Budgets seem to be stagnating in Spain but also globally. How are you planning to navigate this?
Budgets, like everything else, follow trends. We have enjoyed a period of prosperity, when we could afford higher budgets. Now it’s time for a correction.
The answer to the budget correction is always creativity: if you can’t afford to set gas stations on fire, you have to scratch your head and create an entertainment much more emotional, giving priority to comedy against action. The lower the budget, the more ingenuity and creativity.

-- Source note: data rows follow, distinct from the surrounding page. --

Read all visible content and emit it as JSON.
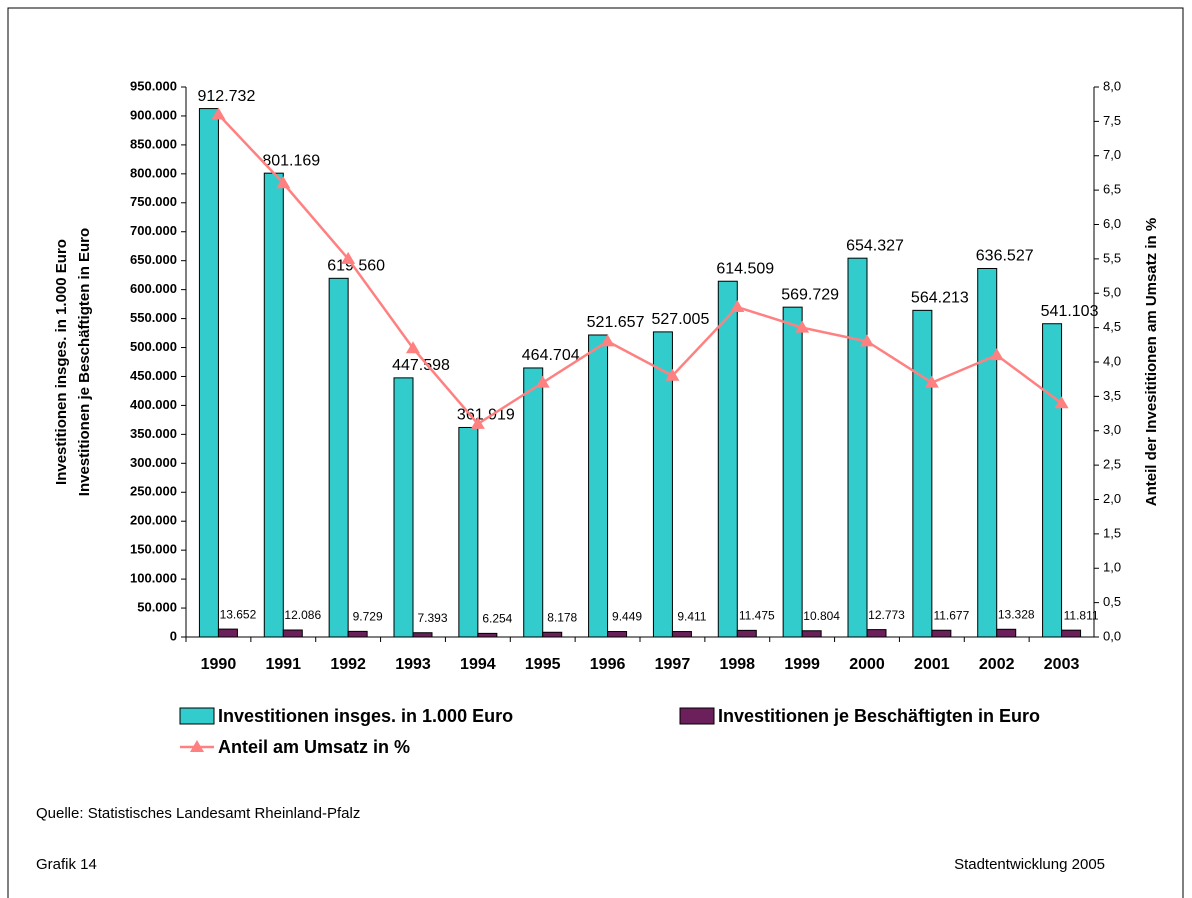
{
  "chart_data": {
    "type": "bar",
    "categories": [
      "1990",
      "1991",
      "1992",
      "1993",
      "1994",
      "1995",
      "1996",
      "1997",
      "1998",
      "1999",
      "2000",
      "2001",
      "2002",
      "2003"
    ],
    "series": [
      {
        "name": "Investitionen insges. in 1.000 Euro",
        "color": "#33cccc",
        "type": "bar",
        "values": [
          912732,
          801169,
          619560,
          447598,
          361919,
          464704,
          521657,
          527005,
          614509,
          569729,
          654327,
          564213,
          636527,
          541103
        ],
        "value_labels": [
          "912.732",
          "801.169",
          "619.560",
          "447.598",
          "361.919",
          "464.704",
          "521.657",
          "527.005",
          "614.509",
          "569.729",
          "654.327",
          "564.213",
          "636.527",
          "541.103"
        ]
      },
      {
        "name": "Investitionen je Beschäftigten in Euro",
        "color": "#6b1f5b",
        "type": "bar",
        "values": [
          13652,
          12086,
          9729,
          7393,
          6254,
          8178,
          9449,
          9411,
          11475,
          10804,
          12773,
          11677,
          13328,
          11811
        ],
        "value_labels": [
          "13.652",
          "12.086",
          "9.729",
          "7.393",
          "6.254",
          "8.178",
          "9.449",
          "9.411",
          "11.475",
          "10.804",
          "12.773",
          "11.677",
          "13.328",
          "11.811"
        ]
      },
      {
        "name": "Anteil am Umsatz in %",
        "color": "#ff8080",
        "type": "line",
        "axis": "y2",
        "values": [
          7.6,
          6.6,
          5.5,
          4.2,
          3.1,
          3.7,
          4.3,
          3.8,
          4.8,
          4.5,
          4.3,
          3.7,
          4.1,
          3.4
        ]
      }
    ],
    "y_label": [
      "Investitionen insges. in 1.000 Euro",
      "Investitionen je Beschäftigten in Euro"
    ],
    "y2_label": "Anteil der Invesititionen am Umsatz in %",
    "ylim": [
      0,
      950000
    ],
    "yticks": [
      0,
      {
        "value": 50000,
        "label": "50.000"
      },
      {
        "value": 100000,
        "label": "100.000"
      },
      {
        "value": 150000,
        "label": "150.000"
      },
      {
        "value": 200000,
        "label": "200.000"
      },
      {
        "value": 250000,
        "label": "250.000"
      },
      {
        "value": 300000,
        "label": "300.000"
      },
      {
        "value": 350000,
        "label": "350.000"
      },
      {
        "value": 400000,
        "label": "400.000"
      },
      {
        "value": 450000,
        "label": "450.000"
      },
      {
        "value": 500000,
        "label": "500.000"
      },
      {
        "value": 550000,
        "label": "550.000"
      },
      {
        "value": 600000,
        "label": "600.000"
      },
      {
        "value": 650000,
        "label": "650.000"
      },
      {
        "value": 700000,
        "label": "700.000"
      },
      {
        "value": 750000,
        "label": "750.000"
      },
      {
        "value": 800000,
        "label": "800.000"
      },
      {
        "value": 850000,
        "label": "850.000"
      },
      {
        "value": 900000,
        "label": "900.000"
      },
      {
        "value": 950000,
        "label": "950.000"
      }
    ],
    "y2lim": [
      0,
      8
    ],
    "y2ticks": [
      {
        "value": 0,
        "label": "0,0"
      },
      {
        "value": 0.5,
        "label": "0,5"
      },
      {
        "value": 1,
        "label": "1,0"
      },
      {
        "value": 1.5,
        "label": "1,5"
      },
      {
        "value": 2,
        "label": "2,0"
      },
      {
        "value": 2.5,
        "label": "2,5"
      },
      {
        "value": 3,
        "label": "3,0"
      },
      {
        "value": 3.5,
        "label": "3,5"
      },
      {
        "value": 4,
        "label": "4,0"
      },
      {
        "value": 4.5,
        "label": "4,5"
      },
      {
        "value": 5,
        "label": "5,0"
      },
      {
        "value": 5.5,
        "label": "5,5"
      },
      {
        "value": 6,
        "label": "6,0"
      },
      {
        "value": 6.5,
        "label": "6,5"
      },
      {
        "value": 7,
        "label": "7,0"
      },
      {
        "value": 7.5,
        "label": "7,5"
      },
      {
        "value": 8,
        "label": "8,0"
      }
    ],
    "source": "Quelle: Statistisches Landesamt Rheinland-Pfalz",
    "footer_left": "Grafik 14",
    "footer_right": "Stadtentwicklung 2005"
  }
}
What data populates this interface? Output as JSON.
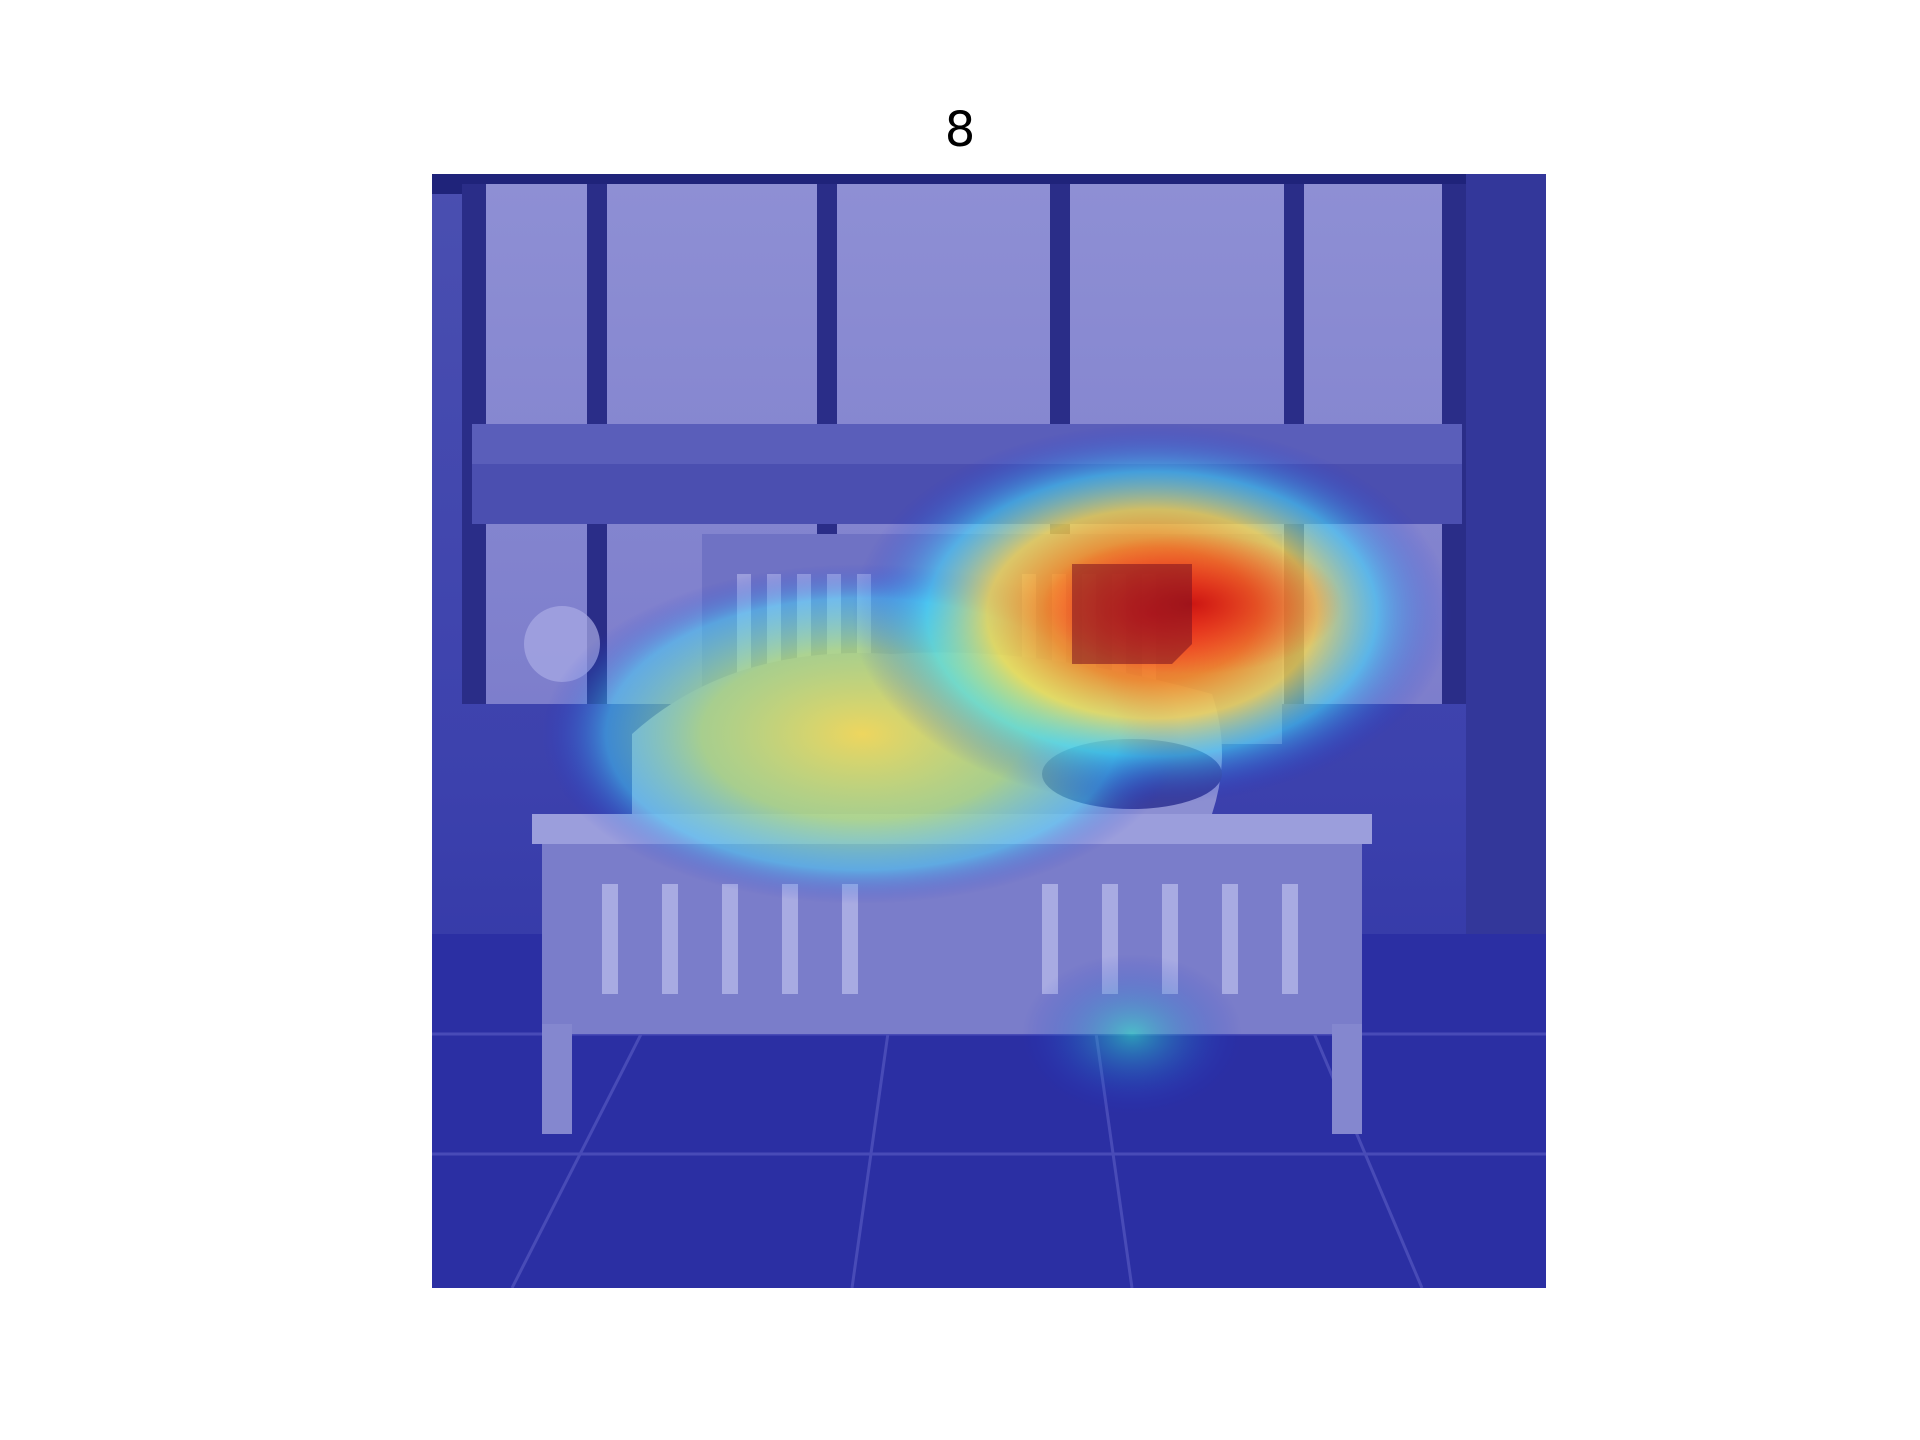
{
  "figure": {
    "title": "8"
  },
  "colors": {
    "background": "#ffffff",
    "base_tint": "#2a2f9c",
    "heat_low": "#1d2bd6",
    "heat_mid_cyan": "#3fe0ff",
    "heat_mid_yellow": "#ffe24a",
    "heat_high": "#ff2a1a"
  }
}
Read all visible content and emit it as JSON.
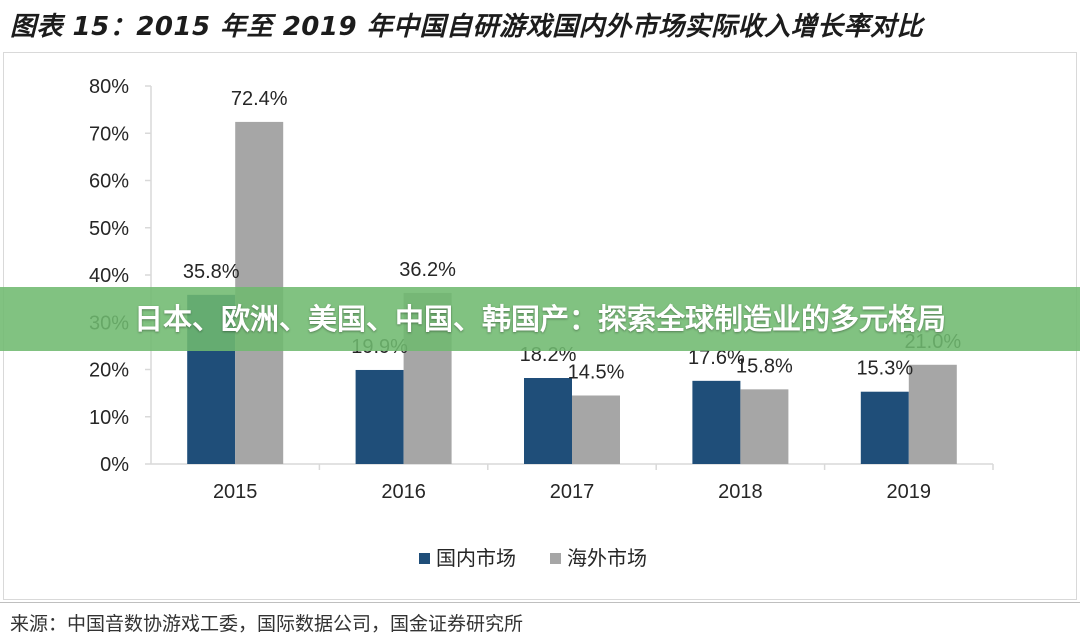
{
  "title": "图表 15：2015 年至 2019 年中国自研游戏国内外市场实际收入增长率对比",
  "banner": "日本、欧洲、美国、中国、韩国产：探索全球制造业的多元格局",
  "source": "来源：中国音数协游戏工委，国际数据公司，国金证券研究所",
  "colors": {
    "domestic": "#1f4e79",
    "overseas": "#a6a6a6",
    "axis": "#d9d9d9",
    "text": "#262626"
  },
  "chart_data": {
    "type": "bar",
    "categories": [
      "2015",
      "2016",
      "2017",
      "2018",
      "2019"
    ],
    "series": [
      {
        "name": "国内市场",
        "values": [
          35.8,
          19.9,
          18.2,
          17.6,
          15.3
        ],
        "labels": [
          "35.8%",
          "19.9%",
          "18.2%",
          "17.6%",
          "15.3%"
        ]
      },
      {
        "name": "海外市场",
        "values": [
          72.4,
          36.2,
          14.5,
          15.8,
          21.0
        ],
        "labels": [
          "72.4%",
          "36.2%",
          "14.5%",
          "15.8%",
          "21.0%"
        ]
      }
    ],
    "yticks": [
      "0%",
      "10%",
      "20%",
      "30%",
      "40%",
      "50%",
      "60%",
      "70%",
      "80%"
    ],
    "ylim": [
      0,
      80
    ],
    "grid": false,
    "legend": "bottom-center"
  }
}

Where is the biggest opportunity for growth for your business this year?
Our biggest business opportunity, or rather growth opportunity, relies on how the spin-off is received, how the Money Heist universe is accepted. We stopped shooting Money Heist in its fifth season when the series was at its peak. We decided not to do another part at that time, or a new heist, and we really made that decision because the series was at its peak.
The fifth season got the highest rating of them all, so it’d have been easy to shoot seasons six and seven, but we chose not to do them at that point, to stop the franchise and instead come back with a spin-off. It is now a good time to find out if the audience still wants it and whatever happens will have an important effect on our growth.
What are the key events for your business this year?
For us the global reception of Spanish fiction is still key. It has given us a lot of power, a lot of energy. It has given us a position and a lot of visibility in many countries, places that wouldn’t look our way before, from Asia to Lat Am.
Spanish fiction is now much more watched. We have become a point of reference. Therefore, we must insist on making a fiction of quality and with its own identity, so that we can provide entertainment to very diverse idiosyncrasies, from Asia to Lat Am to the US. And I believe that this is pivotal for the global future of our fiction.